To me the highest form of beauty is that which is also functional. A painting on the wall might make me pause, but a well-hinged Dutch door moves me to tears. So it is with style. I’ve been thinking about this a great deal lately as I pack up to recommence the New York life. Been thinking about how for so long I threw off form for function alone, and now I rifle through the closets and drawers, tossing everything that will stand between me and the mountaintop. How will I make rent next month? It’s a mystery, but how I feel about myself, starting from the outside and working in, should not be. I’m looking for something - some sort of uniform. Sartorial stability.
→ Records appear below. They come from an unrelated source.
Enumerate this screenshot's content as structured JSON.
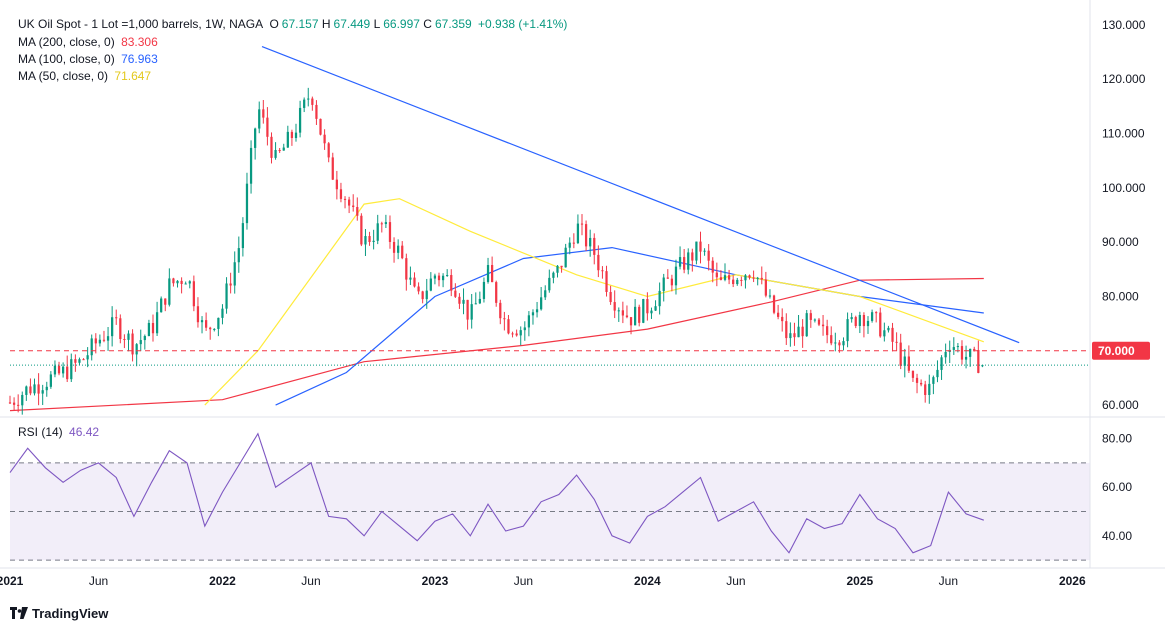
{
  "legend": {
    "symbol": "UK Oil Spot - 1 Lot =1,000 barrels, 1W, NAGA",
    "open_label": "O",
    "open": "67.157",
    "high_label": "H",
    "high": "67.449",
    "low_label": "L",
    "low": "66.997",
    "close_label": "C",
    "close": "67.359",
    "change": "+0.938 (+1.41%)",
    "ma200_label": "MA (200, close, 0)",
    "ma200_value": "83.306",
    "ma100_label": "MA (100, close, 0)",
    "ma100_value": "76.963",
    "ma50_label": "MA (50, close, 0)",
    "ma50_value": "71.647"
  },
  "rsi_legend": {
    "label": "RSI (14)",
    "value": "46.42"
  },
  "price_badge": "70.000",
  "branding": "TradingView",
  "colors": {
    "up": "#089981",
    "down": "#f23645",
    "ma200": "#f23645",
    "ma100": "#2962ff",
    "ma50": "#ffeb3b",
    "trendline": "#2962ff",
    "rsi": "#7e57c2"
  },
  "chart_data": [
    {
      "type": "candlestick",
      "title": "UK Oil Spot - 1 Lot =1,000 barrels, 1W, NAGA",
      "y_axis_ticks": [
        "130.000",
        "120.000",
        "110.000",
        "100.000",
        "90.000",
        "80.000",
        "70.000",
        "60.000"
      ],
      "ylim": [
        58,
        132
      ],
      "x_axis_ticks": [
        "2021",
        "Jun",
        "2022",
        "Jun",
        "2023",
        "Jun",
        "2024",
        "Jun",
        "2025",
        "Jun",
        "2026"
      ],
      "x_range": [
        "2021-01",
        "2026-02"
      ],
      "last_bar": {
        "open": 67.157,
        "high": 67.449,
        "low": 66.997,
        "close": 67.359
      },
      "series_path": [
        [
          "2021-01-01",
          60.5
        ],
        [
          "2021-02-01",
          63
        ],
        [
          "2021-03-01",
          64.5
        ],
        [
          "2021-04-01",
          66
        ],
        [
          "2021-05-01",
          68
        ],
        [
          "2021-06-01",
          72
        ],
        [
          "2021-07-01",
          75
        ],
        [
          "2021-08-01",
          71
        ],
        [
          "2021-09-01",
          74
        ],
        [
          "2021-10-01",
          82
        ],
        [
          "2021-11-01",
          84
        ],
        [
          "2021-12-01",
          73
        ],
        [
          "2022-01-01",
          78
        ],
        [
          "2022-02-01",
          90
        ],
        [
          "2022-03-01",
          115
        ],
        [
          "2022-04-01",
          105
        ],
        [
          "2022-05-01",
          110
        ],
        [
          "2022-06-01",
          118
        ],
        [
          "2022-07-01",
          104
        ],
        [
          "2022-08-01",
          98
        ],
        [
          "2022-09-01",
          90
        ],
        [
          "2022-10-01",
          93
        ],
        [
          "2022-11-01",
          88
        ],
        [
          "2022-12-01",
          79
        ],
        [
          "2023-01-01",
          84
        ],
        [
          "2023-02-01",
          83
        ],
        [
          "2023-03-01",
          76
        ],
        [
          "2023-04-01",
          84
        ],
        [
          "2023-05-01",
          75
        ],
        [
          "2023-06-01",
          74
        ],
        [
          "2023-07-01",
          80
        ],
        [
          "2023-08-01",
          85
        ],
        [
          "2023-09-01",
          93
        ],
        [
          "2023-10-01",
          88
        ],
        [
          "2023-11-01",
          80
        ],
        [
          "2023-12-01",
          76
        ],
        [
          "2024-01-01",
          78
        ],
        [
          "2024-02-01",
          82
        ],
        [
          "2024-03-01",
          86
        ],
        [
          "2024-04-01",
          89
        ],
        [
          "2024-05-01",
          82
        ],
        [
          "2024-06-01",
          84
        ],
        [
          "2024-07-01",
          85
        ],
        [
          "2024-08-01",
          78
        ],
        [
          "2024-09-01",
          72
        ],
        [
          "2024-10-01",
          75
        ],
        [
          "2024-11-01",
          73
        ],
        [
          "2024-12-01",
          73
        ],
        [
          "2025-01-01",
          77
        ],
        [
          "2025-02-01",
          75
        ],
        [
          "2025-03-01",
          71
        ],
        [
          "2025-04-01",
          64
        ],
        [
          "2025-05-01",
          63
        ],
        [
          "2025-06-01",
          72
        ],
        [
          "2025-07-01",
          69
        ],
        [
          "2025-08-01",
          67.36
        ]
      ],
      "ma200": [
        [
          "2021-01-01",
          59
        ],
        [
          "2022-01-01",
          61
        ],
        [
          "2022-09-01",
          68
        ],
        [
          "2023-06-01",
          71
        ],
        [
          "2024-01-01",
          74
        ],
        [
          "2024-08-01",
          79
        ],
        [
          "2025-01-01",
          83
        ],
        [
          "2025-08-01",
          83.31
        ]
      ],
      "ma100": [
        [
          "2022-04-01",
          60
        ],
        [
          "2022-08-01",
          66
        ],
        [
          "2023-01-01",
          80
        ],
        [
          "2023-06-01",
          87
        ],
        [
          "2023-11-01",
          89
        ],
        [
          "2024-06-01",
          84
        ],
        [
          "2025-01-01",
          80
        ],
        [
          "2025-08-01",
          76.96
        ]
      ],
      "ma50": [
        [
          "2021-12-01",
          60
        ],
        [
          "2022-03-01",
          70
        ],
        [
          "2022-09-01",
          97
        ],
        [
          "2022-11-01",
          98
        ],
        [
          "2023-03-01",
          92
        ],
        [
          "2023-09-01",
          84
        ],
        [
          "2024-01-01",
          80
        ],
        [
          "2024-06-01",
          84
        ],
        [
          "2025-01-01",
          80
        ],
        [
          "2025-08-01",
          71.65
        ]
      ],
      "trendline": [
        [
          "2022-03-08",
          126
        ],
        [
          "2025-10-01",
          71.5
        ]
      ],
      "horizontal_level": 70,
      "last_price_line": 67.36
    },
    {
      "type": "line",
      "title": "RSI (14)",
      "y_axis_ticks": [
        "80.00",
        "60.00",
        "40.00"
      ],
      "ylim": [
        28,
        86
      ],
      "bands": [
        30,
        50,
        70
      ],
      "values": [
        [
          "2021-01-01",
          66
        ],
        [
          "2021-02-01",
          76
        ],
        [
          "2021-03-01",
          68
        ],
        [
          "2021-04-01",
          62
        ],
        [
          "2021-05-01",
          67
        ],
        [
          "2021-06-01",
          70
        ],
        [
          "2021-07-01",
          64
        ],
        [
          "2021-08-01",
          48
        ],
        [
          "2021-09-01",
          62
        ],
        [
          "2021-10-01",
          75
        ],
        [
          "2021-11-01",
          70
        ],
        [
          "2021-12-01",
          44
        ],
        [
          "2022-01-01",
          58
        ],
        [
          "2022-02-01",
          70
        ],
        [
          "2022-03-01",
          82
        ],
        [
          "2022-04-01",
          60
        ],
        [
          "2022-05-01",
          65
        ],
        [
          "2022-06-01",
          70
        ],
        [
          "2022-07-01",
          48
        ],
        [
          "2022-08-01",
          47
        ],
        [
          "2022-09-01",
          40
        ],
        [
          "2022-10-01",
          50
        ],
        [
          "2022-11-01",
          44
        ],
        [
          "2022-12-01",
          38
        ],
        [
          "2023-01-01",
          46
        ],
        [
          "2023-02-01",
          49
        ],
        [
          "2023-03-01",
          40
        ],
        [
          "2023-04-01",
          53
        ],
        [
          "2023-05-01",
          42
        ],
        [
          "2023-06-01",
          44
        ],
        [
          "2023-07-01",
          54
        ],
        [
          "2023-08-01",
          57
        ],
        [
          "2023-09-01",
          65
        ],
        [
          "2023-10-01",
          55
        ],
        [
          "2023-11-01",
          40
        ],
        [
          "2023-12-01",
          37
        ],
        [
          "2024-01-01",
          48
        ],
        [
          "2024-02-01",
          52
        ],
        [
          "2024-03-01",
          58
        ],
        [
          "2024-04-01",
          64
        ],
        [
          "2024-05-01",
          46
        ],
        [
          "2024-06-01",
          50
        ],
        [
          "2024-07-01",
          54
        ],
        [
          "2024-08-01",
          42
        ],
        [
          "2024-09-01",
          33
        ],
        [
          "2024-10-01",
          47
        ],
        [
          "2024-11-01",
          43
        ],
        [
          "2024-12-01",
          45
        ],
        [
          "2025-01-01",
          57
        ],
        [
          "2025-02-01",
          47
        ],
        [
          "2025-03-01",
          43
        ],
        [
          "2025-04-01",
          33
        ],
        [
          "2025-05-01",
          36
        ],
        [
          "2025-06-01",
          58
        ],
        [
          "2025-07-01",
          49
        ],
        [
          "2025-08-01",
          46.42
        ]
      ]
    }
  ]
}
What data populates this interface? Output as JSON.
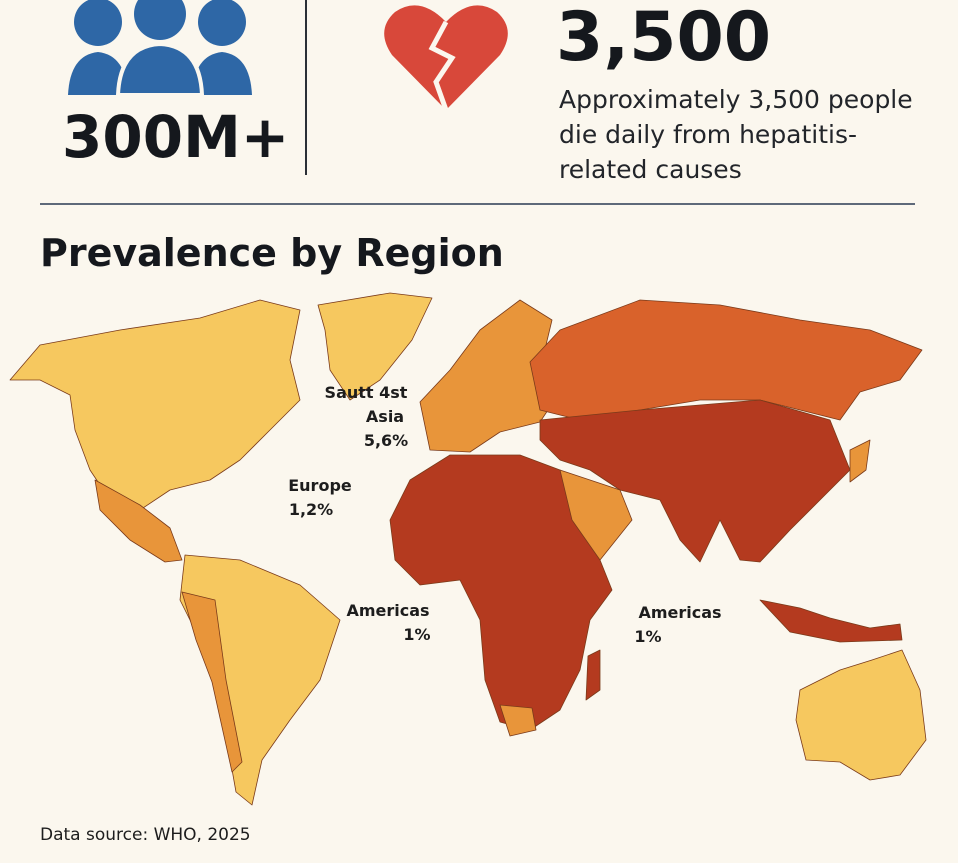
{
  "people_stat": {
    "value": "300M+"
  },
  "deaths_stat": {
    "value": "3,500",
    "description": [
      "Approximately 3,500 people",
      "die daily from hepatitis-",
      "related causes"
    ]
  },
  "map": {
    "title": "Prevalence by Region",
    "labels": [
      {
        "lines": [
          "Sautt 4st",
          "Asia",
          "5,6%"
        ]
      },
      {
        "lines": [
          "Europe",
          "1,2%"
        ]
      },
      {
        "lines": [
          "Americas",
          "1%"
        ]
      },
      {
        "lines": [
          "Americas",
          "1%"
        ]
      }
    ]
  },
  "footer": "Data source: WHO, 2025"
}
Five years ago (to the weekend) while dressing for a party, I raked a comb straight down the center of my hair, parting it in two equal halves. Have worn it that way (almost) ever since, despite my mother’s and sisters’ harangues. “It’s so much more flattering on the side,” they say. Maybe it is; I disagree. Never do I feel prettier than when I know all sides, points, angles align symmetrically. I think first of the Parthenon. I think of Monticello and Ali McGraw in Love Story. There is only one center, but there are too many sides. The point is that a center part is consistent, functional. Puritan, even. The first - and perhaps only - element to whatever uniform I adopt that has not wavered (and I’ve tried on a lot of uniforms).
Silhouettes change, and fashion goes out of style, and I still don’t have a job, but I wake up every morning knowing that my hair will look beautiful to me and balanced - a reward perhaps, or, in its sameness, an anchor in this sea of fashionable unknowns.